Béatrice MOLLE-HARAN

Procès pour viol à Iruñea ou quand les bourreaux se victimisent

Le procès des cinq Sévillans accusés de viol et de vol de portable à l’encontre d’une jeune fille de 22 ans lors des fêtes de San Fermin le 7 juillet 2016 se poursuit à Iruñea avec l’audition des prévenus, dont un guardia civil et un militaire. Tous nient les faits malgré des preuves accablantes.

Objectif de la défense des accusés, accréditer la thèse que la jeune fille était consentante et que ces bourreaux ordinaires sont en fait de pauvres victimes injustement poursuivies par la justice.
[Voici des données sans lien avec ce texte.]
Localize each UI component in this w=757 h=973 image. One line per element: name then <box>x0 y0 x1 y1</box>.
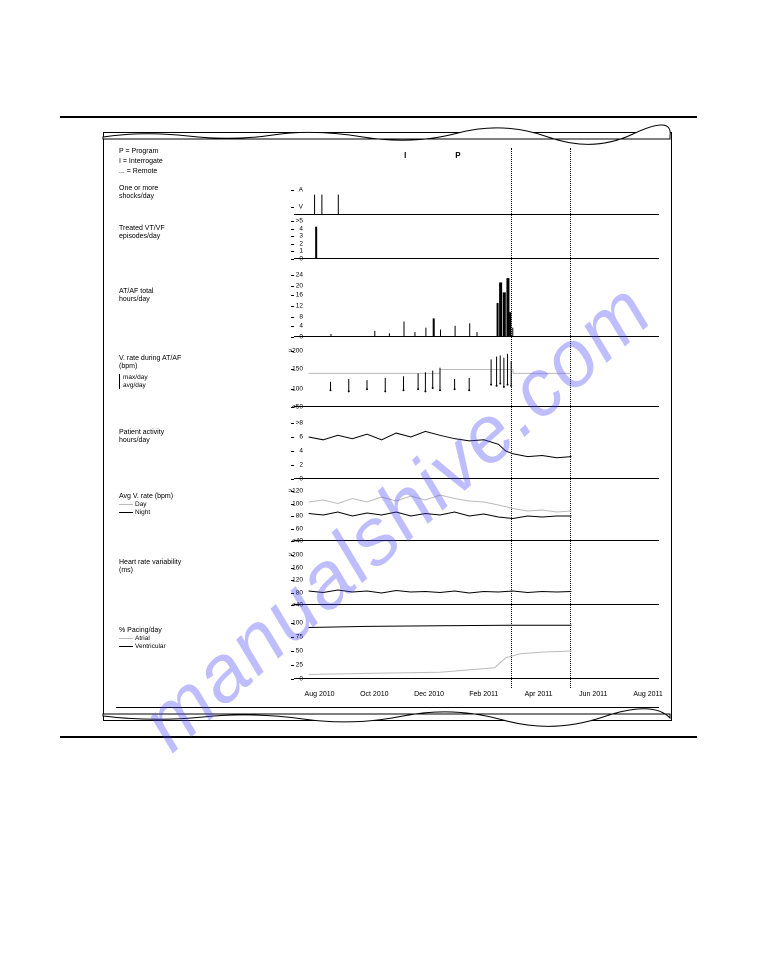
y-tick-mark <box>291 529 294 530</box>
y-tick-mark <box>291 504 294 505</box>
y-tick-mark <box>291 651 294 652</box>
y-tick-mark <box>291 229 294 230</box>
figure-inner-rule <box>116 707 659 709</box>
y-tick-mark <box>291 295 294 296</box>
event-marker: P <box>455 151 460 160</box>
y-tick-mark <box>291 244 294 245</box>
y-tick-mark <box>291 491 294 492</box>
y-tick-mark <box>291 317 294 318</box>
x-tick-label: Jun 2011 <box>579 691 607 698</box>
legend-top: P = Program I = Interrogate ... = Remote <box>119 147 163 176</box>
y-tick-mark <box>291 286 294 287</box>
panel-label-pacing: % Pacing/dayAtrialVentricular <box>119 627 192 651</box>
y-tick-mark <box>291 555 294 556</box>
y-tick-mark <box>291 207 294 208</box>
y-tick-mark <box>291 665 294 666</box>
panel-label-vrate_ataf: V. rate during AT/AF(bpm) max/dayavg/day <box>119 355 192 389</box>
y-tick-mark <box>291 568 294 569</box>
plot-hrv <box>294 555 659 605</box>
y-tick-mark <box>291 541 294 542</box>
y-tick-mark <box>291 516 294 517</box>
y-tick-mark <box>291 580 294 581</box>
y-tick-mark <box>291 679 294 680</box>
y-tick-mark <box>291 465 294 466</box>
y-tick-mark <box>291 479 294 480</box>
legend-program: P = Program <box>119 147 163 157</box>
panel-label-ataf: AT/AF totalhours/day <box>119 288 192 305</box>
torn-edge-top <box>103 127 670 139</box>
legend-remote: ... = Remote <box>119 167 163 177</box>
x-tick-label: Dec 2010 <box>414 691 444 698</box>
y-tick-mark <box>291 605 294 606</box>
y-tick-mark <box>291 369 294 370</box>
x-tick-label: Aug 2010 <box>305 691 335 698</box>
y-tick-mark <box>291 593 294 594</box>
y-tick-mark <box>291 637 294 638</box>
y-tick-mark <box>291 351 294 352</box>
panel-label-shocks: One or moreshocks/day <box>119 185 192 202</box>
plot-pacing <box>294 623 659 679</box>
cardiac-compass-figure: P = Program I = Interrogate ... = Remote… <box>103 132 672 721</box>
plot-ataf <box>294 275 659 337</box>
y-tick-mark <box>291 337 294 338</box>
panel-label-activity: Patient activityhours/day <box>119 429 192 446</box>
panel-label-hrv: Heart rate variability(ms) <box>119 559 192 576</box>
y-tick-mark <box>291 259 294 260</box>
x-tick-label: Apr 2011 <box>525 691 553 698</box>
panel-label-avgvrate: Avg V. rate (bpm)DayNight <box>119 493 192 517</box>
torn-edge-bottom <box>103 714 670 726</box>
y-tick-mark <box>291 451 294 452</box>
y-tick-mark <box>291 389 294 390</box>
y-tick-mark <box>291 251 294 252</box>
plot-activity <box>294 423 659 479</box>
x-tick-label: Oct 2010 <box>360 691 388 698</box>
y-tick-mark <box>291 190 294 191</box>
plot-avgvrate <box>294 491 659 541</box>
y-tick-mark <box>291 423 294 424</box>
plot-vrate_ataf <box>294 351 659 407</box>
page-rule-top <box>60 116 697 118</box>
page-rule-bottom <box>60 736 697 738</box>
y-tick-mark <box>291 623 294 624</box>
x-tick-label: Aug 2011 <box>633 691 662 698</box>
y-tick-mark <box>291 407 294 408</box>
plot-vtvf <box>294 221 659 259</box>
y-tick-mark <box>291 326 294 327</box>
y-tick-mark <box>291 221 294 222</box>
legend-interrogate: I = Interrogate <box>119 157 163 167</box>
y-tick-mark <box>291 306 294 307</box>
x-tick-label: Feb 2011 <box>469 691 498 698</box>
y-tick-mark <box>291 275 294 276</box>
y-tick-mark <box>291 437 294 438</box>
y-tick-mark <box>291 236 294 237</box>
panel-label-vtvf: Treated VT/VFepisodes/day <box>119 225 192 242</box>
plot-shocks <box>294 181 659 215</box>
event-marker: I <box>404 151 406 160</box>
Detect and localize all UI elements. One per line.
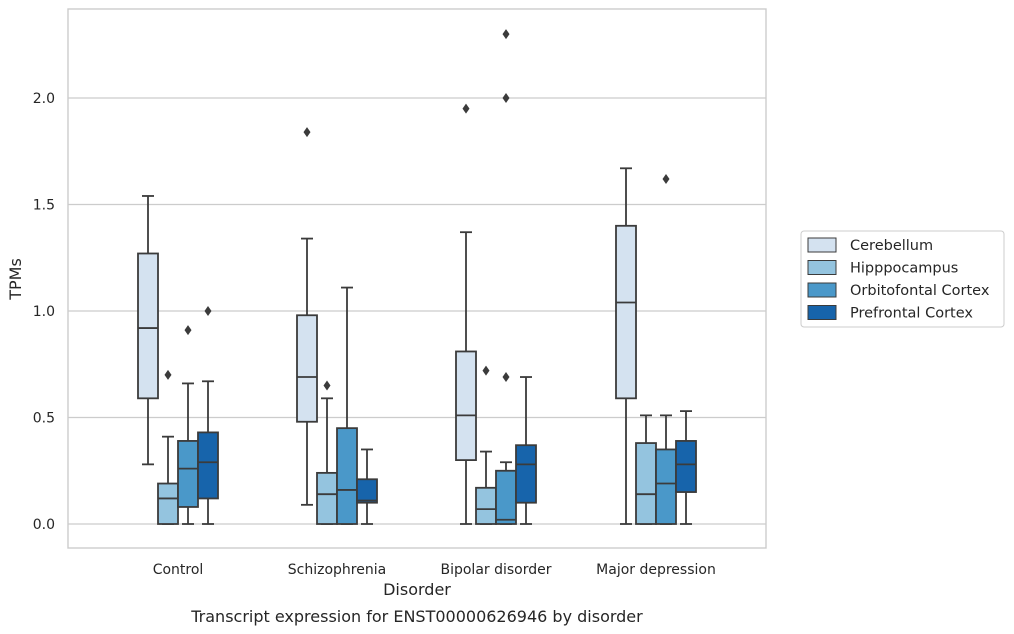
outlier-point — [502, 372, 510, 383]
box-1-2 — [475, 365, 497, 525]
box-body — [137, 252, 159, 400]
outlier-point — [164, 369, 172, 380]
box-body — [316, 471, 338, 525]
box-body — [296, 314, 318, 423]
box-0-0 — [137, 195, 159, 466]
box-body — [615, 224, 637, 400]
legend-entry: Prefrontal Cortex — [850, 306, 973, 322]
outlier-point — [502, 93, 510, 103]
box-body — [197, 431, 219, 500]
box-2-1 — [336, 286, 358, 525]
legend-swatch — [807, 305, 837, 320]
plot-frame — [67, 8, 767, 549]
outlier-point — [482, 365, 490, 376]
box-1-1 — [316, 380, 338, 525]
box-3-2 — [515, 376, 537, 525]
y-tick-label: 2.0 — [33, 91, 55, 107]
box-body — [635, 442, 657, 525]
chart-caption: Transcript expression for ENST0000062694… — [190, 607, 643, 626]
outlier-point — [204, 306, 212, 316]
box-2-0 — [177, 325, 199, 525]
outlier-point — [502, 29, 510, 40]
outlier-point — [303, 127, 311, 138]
box-body — [356, 478, 378, 504]
outlier-point — [462, 103, 470, 114]
y-axis-label: TPMs — [6, 258, 25, 301]
y-tick-label: 1.5 — [33, 198, 55, 214]
box-3-0 — [197, 306, 219, 525]
x-tick-label: Schizophrenia — [288, 562, 386, 578]
box-0-1 — [296, 127, 318, 506]
x-tick-label: Control — [153, 562, 204, 578]
x-tick-label: Bipolar disorder — [440, 562, 551, 578]
box-0-2 — [455, 103, 477, 525]
box-1-0 — [157, 369, 179, 525]
outlier-point — [184, 325, 192, 336]
box-body — [475, 486, 497, 525]
box-body — [655, 448, 677, 525]
y-tick-label: 1.0 — [33, 304, 55, 320]
box-body — [675, 440, 697, 493]
box-body — [157, 482, 179, 525]
box-3-3 — [675, 410, 697, 525]
legend: Cerebellum Hipppocampus Orbitofontal Corte… — [800, 230, 1005, 328]
legend-swatch — [807, 282, 837, 298]
legend-swatch — [807, 237, 837, 253]
outlier-point — [323, 380, 331, 391]
box-body — [455, 350, 477, 461]
x-tick-labels: Control Schizophrenia Bipolar disorder Majo… — [153, 562, 716, 578]
y-tick-label: 0.0 — [33, 517, 55, 533]
legend-entry: Hipppocampus — [850, 261, 958, 277]
box-body — [495, 469, 517, 525]
box-3-1 — [356, 448, 378, 525]
box-2-3 — [655, 173, 677, 525]
box-body — [336, 427, 358, 525]
legend-entry: Orbitofontal Cortex — [850, 283, 990, 299]
x-axis-label: Disorder — [383, 580, 451, 599]
legend-swatch — [807, 260, 837, 275]
y-tick-labels: 0.0 0.5 1.0 1.5 2.0 — [33, 91, 55, 533]
legend-frame — [800, 230, 1005, 328]
x-tick-label: Major depression — [596, 562, 716, 578]
boxes — [137, 29, 697, 525]
y-tick-label: 0.5 — [33, 411, 55, 427]
outlier-point — [662, 173, 670, 184]
box-body — [515, 444, 537, 504]
box-body — [177, 440, 199, 508]
legend-entry: Cerebellum — [850, 238, 933, 254]
box-0-3 — [615, 167, 637, 525]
De fait, la semaine dernière, une polémique a surgi lorsque le tribunal de Navarre a accepté sur demande de la défense des présumés violeurs de verser au dossier une vidéo filmée par un détective privé et montrant la jeune fille dans ses activités diverses et sur les réseaux sociaux dans les mois suivants le viol qu’elle avait subi. La défense des prévenus voulait ainsi démontrer que la jeune fille “n’était pas si traumatisée que cela et vaquait à ses occupations journalières”.

Projection polémique

Dans un premier temps, seuls quelques extraits de ce rapport ont été pris en compte tant la polémique a enflé. Et au final, l'avocat de la défense les a retirés. Car il est tout de même curieux que la victime présumée ait à rendre des comptes sur sa vie privée. Autre fait marquant, le refus des accusés de répondre aux questions de la mairie d’Iruñea et du gouvernement foral de Navarre qui se sont portés parties civiles dans cette affaire. L’avocat de la défense estimant que ses clients n’avaient pas à répondre à des questions émanant d’institutions politiques.

Analyse des vidéos

Par ailleurs, le summun fut atteint avec la comparution d’un psychologue qualifié “d’expert en gestuelle”, cité par la défense et qui a apporté “son analyse” sur la vidéo de la scène filmée par les propres présumés violeurs qui comptaient l’envoyer à leurs groupes d’amis. Une vidéo qui selon lui prouve que la jeune fille n’était pas en état de choc, qu’il s’agissait “d’une relation perverse à laquelle aucun des participants n’avaient pris un réel plaisir”. Version contredite par le jeune couple qui a découvert, après la commission des faits, la jeune fille pleurant sur un banc ainsi que par la police forale venue à son secours. Police forale qui avait procédé à son premier interrogatoire soulignant que la jeune fille était en état de choc. Pour l’avocat de la jeune fille, ces vidéos, sept au total, sont insoutenables et point besoin d’être grand spécialiste en psychologie pour savoir que dans des situations d’extrême danger la priorité devient la préservation de la vie à n’importe quel prix.

Ce procès démontre une fois de plus que dans ce type de procédure, on demande encore aux femmes et victimes de violences et de viols de se justifier de ce qu’elles ont subi.